Introduction: The rate of secondary attacks of SARS-COV-2 is high among household close contacts. Social distancing, isolation and infection control measures are important for preventing exposure to infection, but insufficient. Aim: The study aimed to evaluate possible role of oral ivermectin as a chemoprophylaxis in asymptomatic family close contacts with COVID-19 patients. Materials and Methods: A prospective interventional randomised open label-controlled study was conducted (registered at clinicaltrials.gov; NCT04422561) during June and July 2020. Two arms were designed according to use of ivermectin. In ivermectin arm, contacts received ivermectin according to Body Weight (BW) on day of the diagnosis of their index case. The non-intervention group received no treatment. Both groups were followed-up for two weeks for development of symptoms suggestive of COVID-19. Results: Ivermectin group included 203 contacts (to 52 index cases) aged 39.75±14.94 years; 52.2% were males. Nonintervention group included 101 contacts (to a total of 24 index cases) aged 37.69±16.96 years, 49.5% were males.
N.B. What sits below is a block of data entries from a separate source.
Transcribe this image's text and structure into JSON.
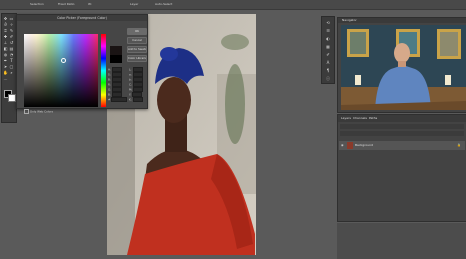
{
  "topbar": {
    "items": [
      "Selection",
      "Fixed Ratio",
      "W:",
      "Layer",
      "Auto-Select"
    ]
  },
  "toolbar": {
    "tools": [
      "move-icon",
      "marquee-icon",
      "lasso-icon",
      "magic-wand-icon",
      "crop-icon",
      "eyedropper-icon",
      "healing-icon",
      "brush-icon",
      "stamp-icon",
      "history-brush-icon",
      "eraser-icon",
      "gradient-icon",
      "blur-icon",
      "dodge-icon",
      "pen-icon",
      "type-icon",
      "path-select-icon",
      "shape-icon",
      "hand-icon",
      "zoom-icon"
    ]
  },
  "color_picker": {
    "title": "Color Picker (Foreground Color)",
    "ok_label": "OK",
    "cancel_label": "Cancel",
    "add_swatch_label": "Add to Swatches",
    "libraries_label": "Color Libraries",
    "only_web_colors_label": "Only Web Colors",
    "new_color": "#1a1414",
    "current_color": "#000000",
    "fields": [
      "H:",
      "S:",
      "B:",
      "R:",
      "G:",
      "B:",
      "L:",
      "a:",
      "b:",
      "C:",
      "M:",
      "Y:",
      "K:",
      "#"
    ]
  },
  "navigator": {
    "tab_label": "Navigator"
  },
  "layers": {
    "tabs": [
      "Layers",
      "Channels",
      "Paths"
    ],
    "layer_name": "Background"
  },
  "colors": {
    "dress_red": "#c0301f",
    "headwrap_blue": "#1d2f86",
    "skin": "#4b2a1d",
    "background": "#c8c2b6"
  }
}
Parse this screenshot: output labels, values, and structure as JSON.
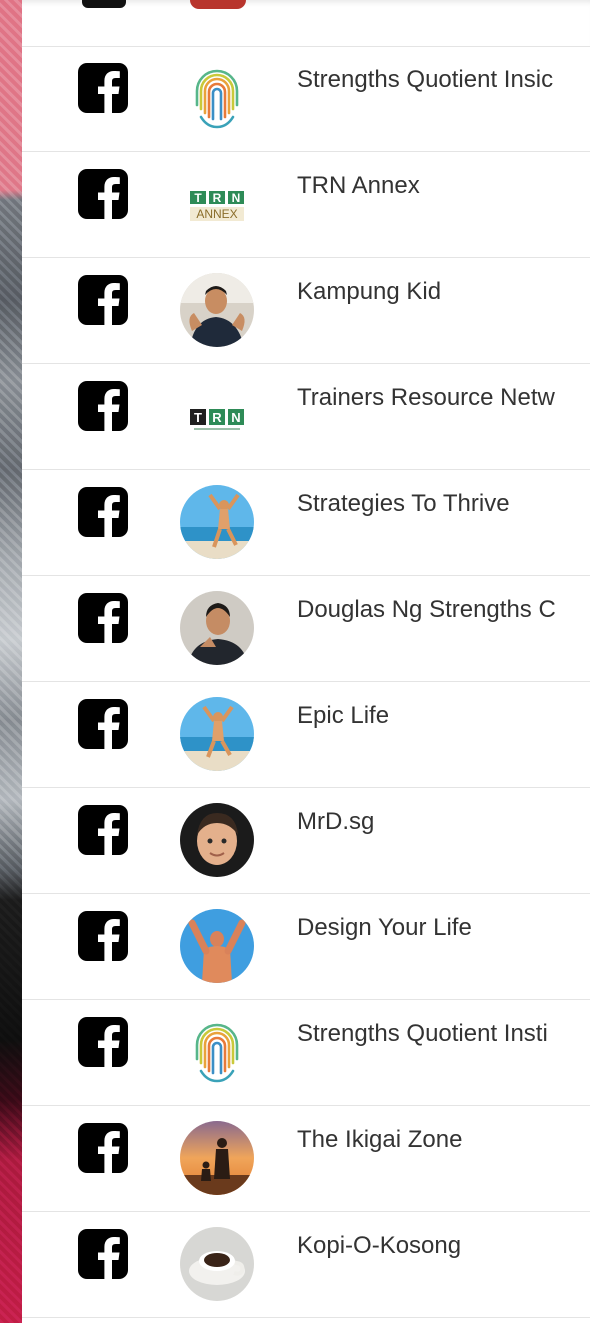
{
  "page": {
    "rows": [
      {
        "name": "Strengths Quotient Insic",
        "social": "facebook-icon",
        "avatar": "fingerprint-logo"
      },
      {
        "name": "TRN Annex",
        "social": "facebook-icon",
        "avatar": "trn-annex-logo",
        "logo_text": [
          "T",
          "R",
          "N",
          "ANNEX"
        ]
      },
      {
        "name": "Kampung Kid",
        "social": "facebook-icon",
        "avatar": "man-photo"
      },
      {
        "name": "Trainers Resource Netw",
        "social": "facebook-icon",
        "avatar": "trn-logo",
        "logo_text": [
          "T",
          "R",
          "N"
        ]
      },
      {
        "name": "Strategies To Thrive",
        "social": "facebook-icon",
        "avatar": "beach-jump-photo"
      },
      {
        "name": "Douglas Ng Strengths C",
        "social": "facebook-icon",
        "avatar": "man-portrait"
      },
      {
        "name": "Epic Life",
        "social": "facebook-icon",
        "avatar": "beach-jump-photo"
      },
      {
        "name": "MrD.sg",
        "social": "facebook-icon",
        "avatar": "3d-avatar"
      },
      {
        "name": "Design Your Life",
        "social": "facebook-icon",
        "avatar": "arms-raised-photo"
      },
      {
        "name": "Strengths Quotient Insti",
        "social": "facebook-icon",
        "avatar": "fingerprint-logo"
      },
      {
        "name": "The Ikigai Zone",
        "social": "facebook-icon",
        "avatar": "sunset-family-photo"
      },
      {
        "name": "Kopi-O-Kosong",
        "social": "facebook-icon",
        "avatar": "coffee-cup-photo"
      }
    ]
  },
  "colors": {
    "facebook_icon": "#000000",
    "text": "#333333",
    "divider": "#e4e4e4",
    "trn_green": "#2e8b57"
  }
}
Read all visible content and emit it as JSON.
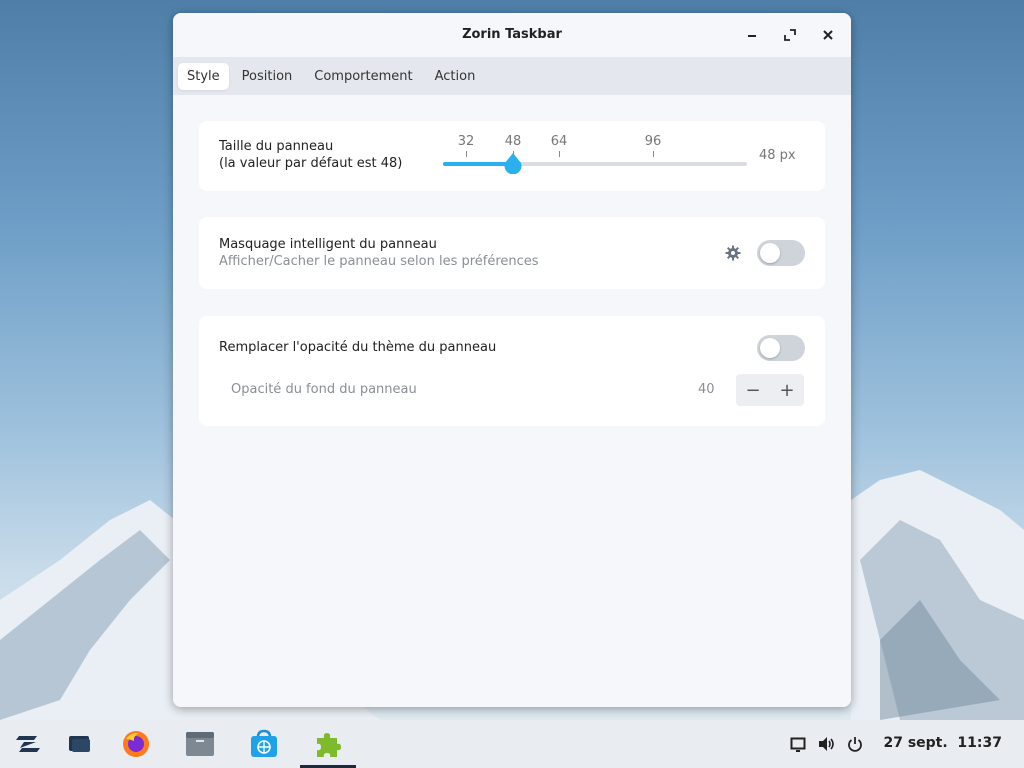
{
  "window": {
    "title": "Zorin Taskbar"
  },
  "tabs": [
    {
      "label": "Style",
      "active": true
    },
    {
      "label": "Position",
      "active": false
    },
    {
      "label": "Comportement",
      "active": false
    },
    {
      "label": "Action",
      "active": false
    }
  ],
  "panel_size": {
    "title": "Taille du panneau",
    "subtitle": "(la valeur par défaut est 48)",
    "marks": [
      "32",
      "48",
      "64",
      "96"
    ],
    "value_label": "48 px",
    "value": 48
  },
  "smart_hide": {
    "title": "Masquage intelligent du panneau",
    "subtitle": "Afficher/Cacher le panneau selon les préférences",
    "enabled": false
  },
  "opacity": {
    "title": "Remplacer l'opacité du thème du panneau",
    "enabled": false,
    "bg_label": "Opacité du fond du panneau",
    "bg_value": "40",
    "minus": "−",
    "plus": "+"
  },
  "taskbar": {
    "clock": "27 sept.  11:37",
    "icons": [
      "zorin-menu-icon",
      "workspace-icon",
      "firefox-icon",
      "files-icon",
      "software-store-icon",
      "extensions-icon"
    ]
  },
  "colors": {
    "accent": "#2ab0ec",
    "toggle_off": "#cfd4db"
  }
}
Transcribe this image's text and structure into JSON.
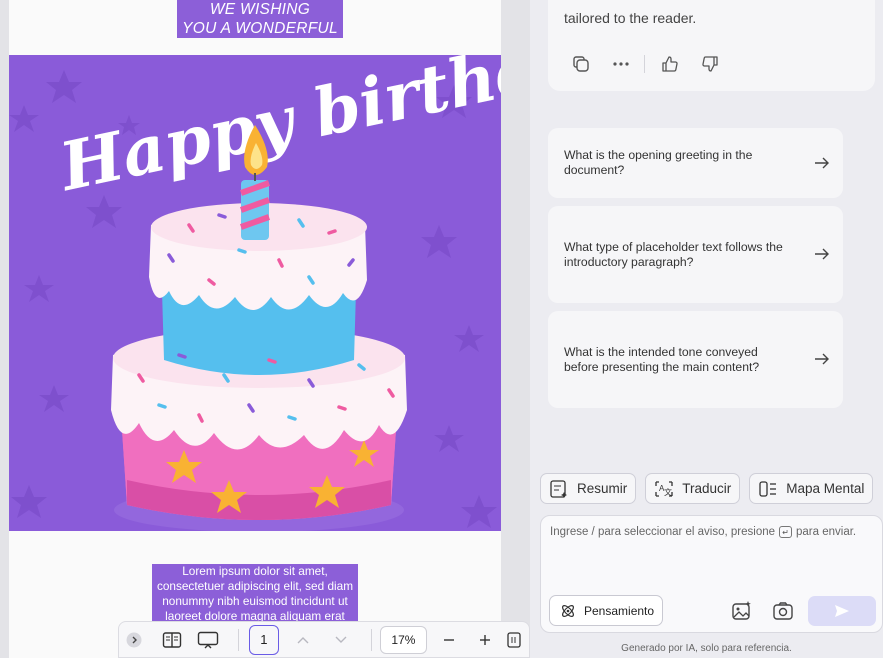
{
  "document": {
    "heading_line1": "WE WISHING",
    "heading_line2": "YOU A WONDERFUL",
    "banner_text": "Happy birthday",
    "lorem": "Lorem ipsum dolor sit amet, consectetuer adipiscing elit, sed diam nonummy nibh euismod tincidunt ut laoreet dolore magna aliquam erat"
  },
  "toolbar": {
    "page_number": "1",
    "zoom": "17%",
    "icons": [
      "chevron-right-icon",
      "reader-view-icon",
      "presentation-icon",
      "page-up-icon",
      "page-down-icon",
      "zoom-out-icon",
      "zoom-in-icon",
      "fit-page-icon"
    ]
  },
  "assistant": {
    "answer_tail": "tailored to the reader.",
    "answer_actions": [
      "copy-icon",
      "more-icon",
      "thumbs-up-icon",
      "thumbs-down-icon"
    ],
    "suggestions": [
      {
        "text": "What is the opening greeting in the document?"
      },
      {
        "text": "What type of placeholder text follows the introductory paragraph?"
      },
      {
        "text": "What is the intended tone conveyed before presenting the main content?"
      }
    ],
    "chips": [
      {
        "label": "Resumir",
        "icon": "summary-icon"
      },
      {
        "label": "Traducir",
        "icon": "translate-icon"
      },
      {
        "label": "Mapa Mental",
        "icon": "mind-map-icon"
      }
    ],
    "input_placeholder_before": "Ingrese / para seleccionar el aviso, presione",
    "input_placeholder_after": "para enviar.",
    "thinking_label": "Pensamiento",
    "footer_note": "Generado por IA, solo para referencia.",
    "colors": {
      "accent": "#6a5ce6",
      "send_disabled": "#dcdcf7",
      "banner_purple": "#8a5bd9"
    }
  }
}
Fifteen contacts (7.4%) developed COVID-19 in the ivermectin arm compared to 59 (58.4%) in the non-intervention arm (p<0.001). The protection rate for ivermectin was more prominent in contacts aged less than 60-year-old (6.2% infected compared to 58.7% if no treatment). Ivermectin in the protection against SARS-CoV-2 infection had an OR of 12.533 and 11.445 (compared to nontreatment) in both univariate and multivariate models, respectively. Side effects of ivermectin were reported in 5.4%; they were mild. Conclusion: Ivermectin is suggested to be a promising, effective and safe chemoprophylactic drug in management of COVID-19.